DENVER – While we’ll see mostly clear skies and temperatures in the upper 30s Tuesday, another arctic cold front and more snow will move into Colorado Wednesday into Thursday morning.
The National Weather Service in Boulder issued winter weather advisories for most of Colorado’s mountains and the northeastern plains, as well as a winter storm warning for the Elkhead and Park mountains and the Flat Tops, and for the Rabbit Ears Pass area, which go into effect Tuesday evening and last through Thursday morning.
Winter Weather Advisories have been issued for most of northeast Colorado Wednesday into Thursday, with impacts to tomorrow evening's commute expected. Be prepared for slick conditions! #cowx pic.twitter.com/wM2Cgj7IvT— NWS Boulder (@NWSBoulder) March 8, 2022
The areas under winter storm warnings could see 10-20 inches of snow, according to the NWS, and winds gusting up to 40 miles per hour. The areas under advisories should generally expect 6 to 15 inches of snow, with higher totals at the higher elevations and in the Aspen, Vail and Crested Butte area.
For the areas under winter weather advisories, about 2-6 inches of snow are expected on the plains, and 6-12 inches are expected in the mountains, though there could be up to 20 inches of snow in the mountains north of Berthoud Pass, the NWS said.
Winter storm watches are also in effect for Kit Carson and Yuma counties starting at 11 p.m. Tuesday and lasting through Wednesday night, where 4-8 inches of snow is possible.
Forecasts on Tuesday afternoon showed 2-6 inches of snow for the storm, through Thursday morning, for the Denver area, Palmer Divide, and I-25 corridor, with higher totals in the foothills west of Denver. There could also be some heavier snowfall along the Wyoming and Nebraska borders, according to the NWS.
There is likely to be some snow in the mountains overnight starting close to midnight. The NWS said the Park Range could see up to 6 inches by daybreak, and the Front Range mountains could see up to 3 inches.
A cold front will move over northeastern Colorado after midnight, which could be accompanied by light snow showers or flurries. There is also a chance of banded snow overnight over the plains closest to Wyoming, according to the NWS.
There was still some uncertainty as of Tuesday morning as to where the heaviest snow could fall over the plains, as there is expected to be banded snow Wednesday afternoon and evening, but exactly where they set up could still change.
There will be some upslope conditions that could enhance snowfall in the foothills and on the plains as well, the National Weather Service said. Light snow could last into Thursday morning before ending on Thursday afternoon.
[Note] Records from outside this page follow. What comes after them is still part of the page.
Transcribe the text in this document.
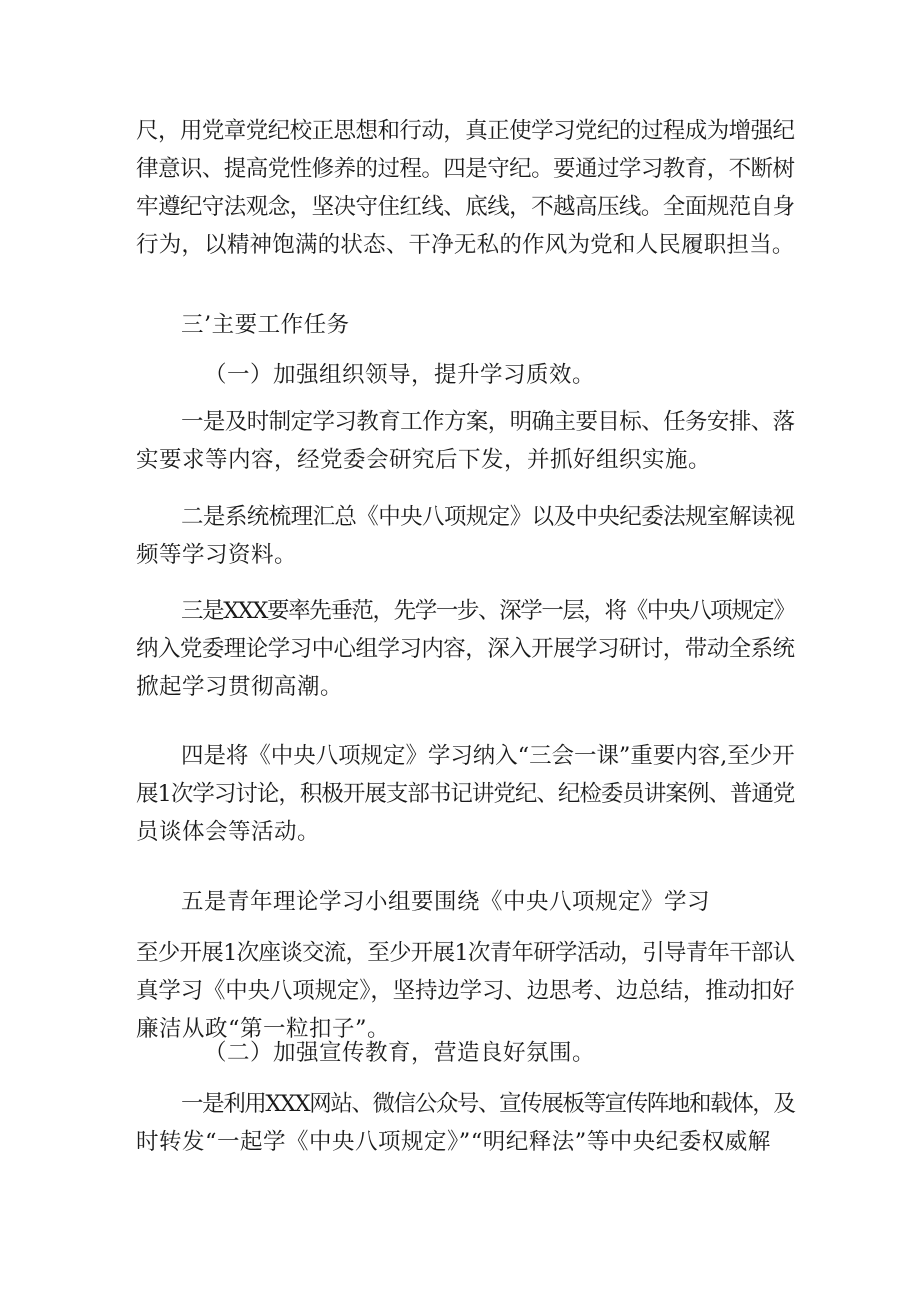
尺，用党章党纪校正思想和行动，真正使学习党纪的过程成为增强纪
律意识、提高党性修养的过程。四是守纪。要通过学习教育，不断树
牢遵纪守法观念，坚决守住红线、底线，不越高压线。全面规范自身
行为，以精神饱满的状态、干净无私的作风为党和人民履职担当。
三’主要工作任务
（一）加强组织领导，提升学习质效。
一是及时制定学习教育工作方案，明确主要目标、任务安排、落
实要求等内容，经党委会研究后下发，并抓好组织实施。
二是系统梳理汇总《中央八项规定》以及中央纪委法规室解读视
频等学习资料。
三是XXX要率先垂范，先学一步、深学一层，将《中央八项规定》
纳入党委理论学习中心组学习内容，深入开展学习研讨，带动全系统
掀起学习贯彻高潮。
四是将《中央八项规定》学习纳入“三会一课”重要内容,至少开
展1次学习讨论，积极开展支部书记讲党纪、纪检委员讲案例、普通党
员谈体会等活动。
五是青年理论学习小组要围绕《中央八项规定》学习
至少开展1次座谈交流，至少开展1次青年研学活动，引导青年干部认
真学习《中央八项规定》，坚持边学习、边思考、边总结，推动扣好
廉洁从政“第一粒扣子”。
（二）加强宣传教育，营造良好氛围。
一是利用XXX网站、微信公众号、宣传展板等宣传阵地和载体，及
时转发“一起学《中央八项规定》”“明纪释法”等中央纪委权威解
Temperatures are expected to fall from the high 20s just after midnight Wednesday to the teens by Wednesday night, and climb only into the mid-20s on Thursday in Denver, according to the latest forecasts.
Statewide snowpack was 95% of median as of Tuesday morning. The Gunnison (109%), and San Miguel, Dolores, Animas, and San Juan (101%) basins were both above median levels.
The Upper Colorado Headwaters (99%), South Platte (95%), Laramie and North Platte (94%) and Upper Rio Grande (93%) basins were all slightly below median levels.
And the Arkansas (86%) and Yampa and White (85%) basins were all further below median levels than the rest of the state.
The Colorado Avalanche Information Center had the Front Range zone rated as considerable danger on Tuesday and the rest of the state as moderate on Tuesday. But forecasts show the avalanche danger could be higher during and after this week’s storm, with the mountains expected to receive considerable snowfall.
As of last week’s U.S. Drought Monitor release, 100% of Colorado was abnormally dry or worse, 92% was experiencing moderate or worse drought, and 57% of the state was experiencing severe drought or worse.